Crowding Out

Instructor: Alex Tabarrok, George Mason University
What is crowding out?Crowding out is a term used to describe a situation where expansionary fiscal policies decrease, or “crowd out,” private...

What is crowding out?

Crowding out is a term used to describe a situation where expansionary fiscal policies decrease, or “crowd out,” private spending.

What happens when the federal government increases spending to build new infrastructure?

Well, they would need to hire workers and tie-up some capital. When there’s a recession, this can help stimulate an economy in the short run. But, if an economy is at full employment when this happens, some of those resources in the private sector will be taken away for use in the public sector.

In this video, we’ll also cover how government borrowing and spending affects the market for loanable funds.

Interested in learning more about these topics? Check out our Macro sections on GDP, Business Fluctuations, and Fiscal Policy.

Practice Questions


What is "crowding out"? Crowding out is a term used to describe a situation when expansionary fiscal policies decrease or "crowd out" private spending.

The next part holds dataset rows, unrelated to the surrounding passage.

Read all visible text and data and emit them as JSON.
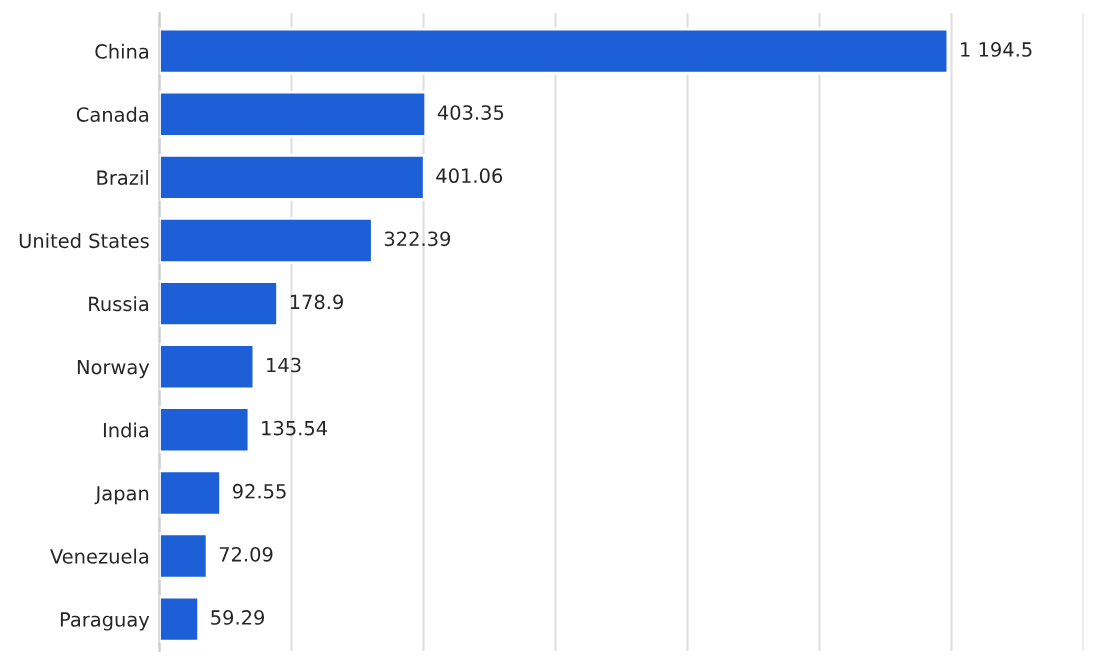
{
  "chart_data": {
    "type": "bar",
    "orientation": "horizontal",
    "categories": [
      "China",
      "Canada",
      "Brazil",
      "United States",
      "Russia",
      "Norway",
      "India",
      "Japan",
      "Venezuela",
      "Paraguay"
    ],
    "values": [
      1194.5,
      403.35,
      401.06,
      322.39,
      178.9,
      143,
      135.54,
      92.55,
      72.09,
      59.29
    ],
    "value_labels": [
      "1 194.5",
      "403.35",
      "401.06",
      "322.39",
      "178.9",
      "143",
      "135.54",
      "92.55",
      "72.09",
      "59.29"
    ],
    "color": "#1c5fd6",
    "xlim": [
      0,
      1400
    ],
    "xticks": [
      {
        "value": 0,
        "label": null
      },
      {
        "value": 200,
        "label": null
      },
      {
        "value": 400,
        "label": null
      },
      {
        "value": 600,
        "label": null
      },
      {
        "value": 800,
        "label": null
      },
      {
        "value": 1000,
        "label": null
      },
      {
        "value": 1200,
        "label": null
      },
      {
        "value": 1400,
        "label": null
      }
    ],
    "grid": "x",
    "tick_labels": "y",
    "legend": false
  }
}
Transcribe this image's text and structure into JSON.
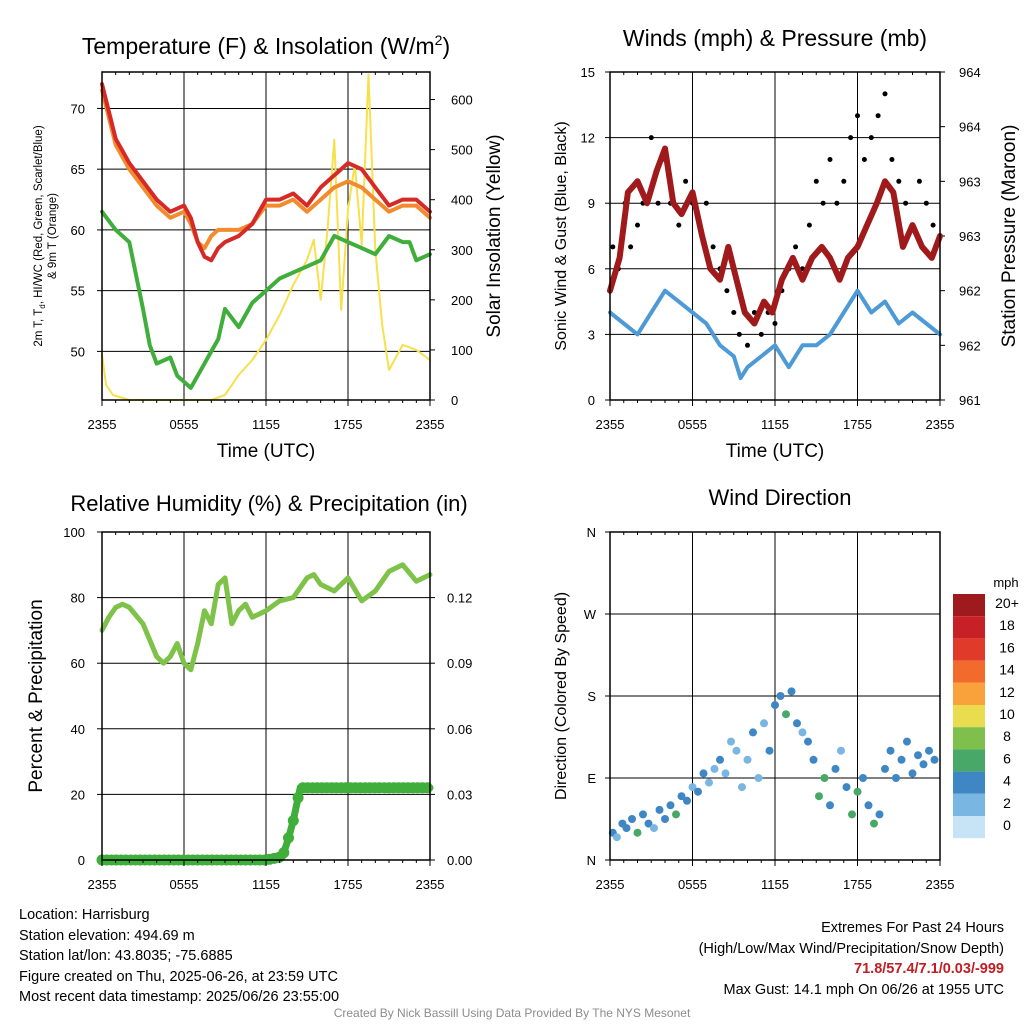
{
  "chart_data": [
    {
      "type": "line",
      "title": "Temperature (F) & Insolation (W/m²)",
      "title_main": "Temperature (F) & Insolation (W/m",
      "title_sup": "2",
      "title_tail": ")",
      "xlabel": "Time (UTC)",
      "ylabel_line1": "2m T, T",
      "ylabel_sub": "d",
      "ylabel_line1_tail": ", HI/WC (Red, Green, Scarlet/Blue)",
      "ylabel_line2": "& 9m T (Orange)",
      "ylabel_right": "Solar Insolation (Yellow)",
      "x_ticks": [
        "2355",
        "0555",
        "1155",
        "1755",
        "2355"
      ],
      "xlim": [
        0,
        24
      ],
      "ylim": [
        46,
        73
      ],
      "y_ticks": [
        50,
        55,
        60,
        65,
        70
      ],
      "ylim_right": [
        0,
        655
      ],
      "y_ticks_right": [
        0,
        100,
        200,
        300,
        400,
        500,
        600
      ],
      "grid": true,
      "series": [
        {
          "name": "2m T",
          "color": "#d52a26",
          "axis": "left",
          "x": [
            0,
            1,
            2,
            3,
            4,
            5,
            6,
            6.5,
            7,
            7.5,
            8,
            8.5,
            9,
            10,
            11,
            12,
            13,
            14,
            15,
            16,
            17,
            18,
            19,
            20,
            21,
            22,
            23,
            24
          ],
          "y": [
            72.0,
            67.5,
            65.5,
            64.0,
            62.5,
            61.5,
            62.0,
            61.0,
            59.0,
            57.8,
            57.5,
            58.5,
            59.0,
            59.5,
            60.5,
            62.5,
            62.5,
            63.0,
            62.0,
            63.5,
            64.5,
            65.5,
            65.0,
            63.5,
            62.0,
            62.5,
            62.5,
            61.5
          ]
        },
        {
          "name": "9m T",
          "color": "#f48a2e",
          "axis": "left",
          "x": [
            0,
            1,
            2,
            3,
            4,
            5,
            6,
            6.5,
            7,
            7.5,
            8,
            8.5,
            9,
            10,
            11,
            12,
            13,
            14,
            15,
            16,
            17,
            18,
            19,
            20,
            21,
            22,
            23,
            24
          ],
          "y": [
            71.5,
            67.0,
            65.0,
            63.5,
            62.0,
            61.0,
            61.5,
            60.5,
            59.0,
            58.5,
            59.5,
            60.0,
            60.0,
            60.0,
            60.5,
            62.0,
            62.0,
            62.5,
            61.5,
            62.5,
            63.5,
            64.0,
            63.5,
            62.5,
            61.5,
            62.0,
            62.0,
            61.0
          ]
        },
        {
          "name": "T d",
          "color": "#3fae3a",
          "axis": "left",
          "x": [
            0,
            1,
            2,
            3,
            3.5,
            4,
            5,
            5.5,
            6,
            6.5,
            7,
            8,
            8.5,
            9,
            10,
            11,
            12,
            13,
            14,
            15,
            16,
            17,
            18,
            19,
            20,
            21,
            22,
            22.5,
            23,
            24
          ],
          "y": [
            61.5,
            60.0,
            59.0,
            53.5,
            50.5,
            49.0,
            49.5,
            48.0,
            47.5,
            47.0,
            48.0,
            50.0,
            51.0,
            53.5,
            52.0,
            54.0,
            55.0,
            56.0,
            56.5,
            57.0,
            57.5,
            59.5,
            59.0,
            58.5,
            58.0,
            59.5,
            59.0,
            59.0,
            57.5,
            58.0
          ]
        },
        {
          "name": "Solar Insolation",
          "color": "#f6e04c",
          "axis": "right",
          "x": [
            0,
            0.3,
            0.8,
            2,
            4,
            6,
            8,
            9,
            10,
            11,
            12,
            13,
            14,
            15,
            15.5,
            16,
            16.5,
            17,
            17.5,
            18,
            18.5,
            19,
            19.5,
            20,
            20.5,
            21,
            22,
            23,
            23.5,
            24
          ],
          "y": [
            90,
            30,
            10,
            0,
            0,
            0,
            0,
            10,
            50,
            80,
            120,
            170,
            230,
            280,
            320,
            200,
            340,
            520,
            180,
            380,
            470,
            310,
            650,
            300,
            150,
            60,
            110,
            100,
            90,
            80
          ]
        }
      ]
    },
    {
      "type": "scatter",
      "title": "Winds (mph) & Pressure (mb)",
      "xlabel": "Time (UTC)",
      "ylabel": "Sonic Wind & Gust (Blue, Black)",
      "ylabel_right": "Station Pressure (Maroon)",
      "x_ticks": [
        "2355",
        "0555",
        "1155",
        "1755",
        "2355"
      ],
      "xlim": [
        0,
        24
      ],
      "ylim": [
        0,
        15
      ],
      "y_ticks": [
        0,
        3,
        6,
        9,
        12,
        15
      ],
      "y_ticks_right": [
        "961",
        "962",
        "962",
        "963",
        "963",
        "964",
        "964"
      ],
      "grid": true,
      "series": [
        {
          "name": "Sonic Wind",
          "color": "#4d9ad7",
          "x": [
            0,
            1,
            2,
            3,
            4,
            5,
            6,
            7,
            8,
            9,
            9.5,
            10,
            11,
            12,
            13,
            14,
            15,
            16,
            17,
            18,
            19,
            20,
            21,
            22,
            23,
            24
          ],
          "y": [
            4.0,
            3.5,
            3.0,
            4.0,
            5.0,
            4.5,
            4.0,
            3.5,
            2.5,
            2.0,
            1.0,
            1.5,
            2.0,
            2.5,
            1.5,
            2.5,
            2.5,
            3.0,
            4.0,
            5.0,
            4.0,
            4.5,
            3.5,
            4.0,
            3.5,
            3.0
          ]
        },
        {
          "name": "Gust",
          "color": "#000000",
          "x": [
            0.2,
            0.6,
            1.1,
            1.5,
            2.0,
            2.4,
            3.0,
            3.5,
            4.0,
            4.4,
            5.0,
            5.5,
            6.0,
            6.5,
            7.0,
            7.5,
            8.0,
            8.5,
            9.0,
            9.4,
            10.0,
            10.5,
            11.0,
            11.5,
            12.0,
            12.5,
            13.0,
            13.5,
            14.0,
            14.5,
            15.0,
            15.5,
            16.0,
            16.5,
            17.0,
            17.5,
            18.0,
            18.5,
            19.0,
            19.5,
            20.0,
            20.5,
            21.0,
            21.5,
            22.0,
            22.5,
            23.0,
            23.5
          ],
          "y": [
            7,
            6,
            9,
            7,
            8,
            9,
            12,
            9,
            11,
            9,
            8,
            10,
            9,
            8,
            9,
            7,
            6,
            5,
            4,
            3,
            2.5,
            4,
            3,
            4,
            3.5,
            5,
            6,
            7,
            6,
            8,
            10,
            9,
            11,
            9,
            10,
            12,
            13,
            11,
            12,
            13,
            14,
            11,
            10,
            9,
            8,
            10,
            9,
            8
          ]
        },
        {
          "name": "Station Pressure",
          "color": "#a01a1c",
          "x": [
            0,
            0.7,
            1.3,
            2,
            2.7,
            3.4,
            4,
            4.6,
            5.2,
            6,
            6.7,
            7.3,
            8,
            8.6,
            9.2,
            9.8,
            10.5,
            11.2,
            11.8,
            12.5,
            13.3,
            14,
            14.7,
            15.4,
            16,
            16.7,
            17.3,
            18,
            18.7,
            19.4,
            20,
            20.6,
            21.3,
            22,
            22.7,
            23.4,
            24
          ],
          "y": [
            5.0,
            6.5,
            9.5,
            10.0,
            9.0,
            10.5,
            11.5,
            9.0,
            8.5,
            9.5,
            7.5,
            6.0,
            5.5,
            7.0,
            5.5,
            4.0,
            3.5,
            4.5,
            4.0,
            5.5,
            6.5,
            5.5,
            6.5,
            7.0,
            6.5,
            5.5,
            6.5,
            7.0,
            8.0,
            9.0,
            10.0,
            9.5,
            7.0,
            8.0,
            7.0,
            6.5,
            7.5
          ]
        }
      ]
    },
    {
      "type": "line",
      "title": "Relative Humidity (%) & Precipitation (in)",
      "xlabel": "",
      "ylabel": "Percent & Precipitation",
      "x_ticks": [
        "2355",
        "0555",
        "1155",
        "1755",
        "2355"
      ],
      "xlim": [
        0,
        24
      ],
      "ylim": [
        0,
        100
      ],
      "y_ticks": [
        0,
        20,
        40,
        60,
        80,
        100
      ],
      "y_ticks_right": [
        "0.00",
        "0.03",
        "0.06",
        "0.09",
        "0.12"
      ],
      "grid": true,
      "series": [
        {
          "name": "Relative Humidity",
          "color": "#7fc24a",
          "x": [
            0,
            0.5,
            1,
            1.5,
            2,
            3,
            4,
            4.5,
            5,
            5.5,
            6,
            6.5,
            7,
            7.5,
            8,
            8.5,
            9,
            9.5,
            10,
            10.5,
            11,
            12,
            13,
            14,
            15,
            15.5,
            16,
            17,
            18,
            19,
            20,
            21,
            22,
            23,
            24
          ],
          "y": [
            70,
            74,
            77,
            78,
            77,
            72,
            62,
            60,
            62,
            66,
            60,
            58,
            66,
            76,
            72,
            84,
            86,
            72,
            76,
            78,
            74,
            76,
            79,
            80,
            86,
            87,
            84,
            82,
            86,
            79,
            82,
            88,
            90,
            85,
            87
          ]
        },
        {
          "name": "Precipitation",
          "color": "#3fae3a",
          "x": [
            0,
            2,
            4,
            6,
            8,
            10,
            12,
            13.2,
            13.6,
            14.0,
            14.3,
            14.5,
            15,
            16,
            18,
            20,
            22,
            24
          ],
          "y": [
            0,
            0,
            0,
            0,
            0,
            0,
            0,
            1,
            6,
            12,
            18,
            22,
            22,
            22,
            22,
            22,
            22,
            22
          ]
        }
      ]
    },
    {
      "type": "scatter",
      "title": "Wind Direction",
      "xlabel": "",
      "ylabel": "Direction (Colored By Speed)",
      "x_ticks": [
        "2355",
        "0555",
        "1155",
        "1755",
        "2355"
      ],
      "xlim": [
        0,
        24
      ],
      "ylim": [
        0,
        360
      ],
      "y_ticks": [
        "N",
        "E",
        "S",
        "W",
        "N"
      ],
      "grid": true,
      "legend": {
        "title": "mph",
        "placement": "right",
        "labels": [
          "20+",
          "18",
          "16",
          "14",
          "12",
          "10",
          "8",
          "6",
          "4",
          "2",
          "0"
        ],
        "colors": [
          "#9e1a1c",
          "#c72026",
          "#e03a2b",
          "#f26a2c",
          "#f9a23b",
          "#e9dc4f",
          "#7fbf4c",
          "#48a868",
          "#3f86c4",
          "#79b6e2",
          "#c6e4f6"
        ]
      },
      "points": {
        "x": [
          0.2,
          0.5,
          0.9,
          1.2,
          1.6,
          2.0,
          2.4,
          2.8,
          3.2,
          3.6,
          4.0,
          4.4,
          4.8,
          5.2,
          5.6,
          6.0,
          6.4,
          6.8,
          7.2,
          7.6,
          8.0,
          8.4,
          8.8,
          9.2,
          9.6,
          10.0,
          10.4,
          10.8,
          11.2,
          11.6,
          12.0,
          12.4,
          12.8,
          13.2,
          13.6,
          14.0,
          14.4,
          14.8,
          15.2,
          15.6,
          16.0,
          16.4,
          16.8,
          17.2,
          17.6,
          18.0,
          18.4,
          18.8,
          19.2,
          19.6,
          20.0,
          20.4,
          20.8,
          21.2,
          21.6,
          22.0,
          22.4,
          22.8,
          23.2,
          23.6
        ],
        "y": [
          30,
          25,
          40,
          35,
          45,
          30,
          50,
          40,
          35,
          55,
          45,
          60,
          50,
          70,
          65,
          80,
          75,
          95,
          85,
          100,
          110,
          95,
          130,
          120,
          80,
          110,
          140,
          90,
          150,
          120,
          170,
          180,
          160,
          185,
          150,
          140,
          130,
          110,
          70,
          90,
          60,
          100,
          120,
          80,
          50,
          75,
          90,
          60,
          40,
          50,
          100,
          120,
          90,
          110,
          130,
          95,
          115,
          105,
          120,
          110
        ],
        "speed": [
          3,
          2,
          4,
          3,
          4,
          5,
          3,
          4,
          2,
          3,
          4,
          3,
          5,
          4,
          3,
          2,
          3,
          4,
          1,
          2,
          3,
          2,
          1,
          2,
          1,
          2,
          3,
          1,
          2,
          3,
          4,
          3,
          5,
          4,
          3,
          2,
          3,
          4,
          5,
          6,
          4,
          3,
          2,
          3,
          5,
          6,
          4,
          3,
          5,
          4,
          3,
          4,
          3,
          3,
          4,
          3,
          3,
          4,
          3,
          3
        ]
      }
    }
  ],
  "info": {
    "location": "Location: Harrisburg",
    "elevation": "Station elevation: 494.69 m",
    "latlon": "Station lat/lon: 43.8035; -75.6885",
    "created": "Figure created on Thu, 2025-06-26, at 23:59 UTC",
    "recent": "Most recent data timestamp: 2025/06/26 23:55:00"
  },
  "extremes": {
    "title": "Extremes For Past 24 Hours",
    "subtitle": "(High/Low/Max Wind/Precipitation/Snow Depth)",
    "values": "71.8/57.4/7.1/0.03/-999",
    "max_gust": "Max Gust: 14.1 mph On 06/26 at 1955 UTC"
  },
  "credit": "Created By Nick Bassill Using Data Provided By The NYS Mesonet"
}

Imagine an economy that's operating at full employment -- workers have jobs, and factories are operating near capacity. If the federal government tries to increase spending to, say, build a new road, then it necessarily has to take away some people and some capital from other sectors of the economy. GDP wouldn't increase because there's already full employment, so government spending would simply be crowding out private spending and investment and would not, in the short run, stimulate the economy. So when the government borrows to cover that additional spending, it affects the entire market for saving and borrowing.


Let's look at how the government affects the supply and demand for loanable funds. We'll use some numbers here for illustration. Imagine the government decides to borrow $100 billion dollars to build that new road. This shifts the demand for loanable funds up and to the right, increasing the equilibrium interest rate from 7% to 9%. A higher interest rate means that the quantity of savings supplied will increase -- in this case from $200 to $250 billion.


Now, remember that if savings increases by $50 billion that means that private consumption is falling by $50 billion. If we're saving more, we're consuming less. And because borrowing has become more expensive, due to that higher interest rate, private investment will also fall. At a 9% interest rate, we can see that the private demand for loanable funds is $150 billion -- 50 billion less than it was at an interest rate of 7%. We call these two effects "crowding out." So, when the government borrows $100 billion, it crowds out private investment and private consumption.


Now this assumes that the economy is operating at full employment. If the economy is in a recession, crowding out may not be an issue. Let's return to that original example, except this time the economy is in a recession, and workers and capital are underemployed. If the government wants to build that new road, it can hire those underused resources, and boost GDP, without crowding out private-sector spending. In this instance, government spending likely would increase GDP.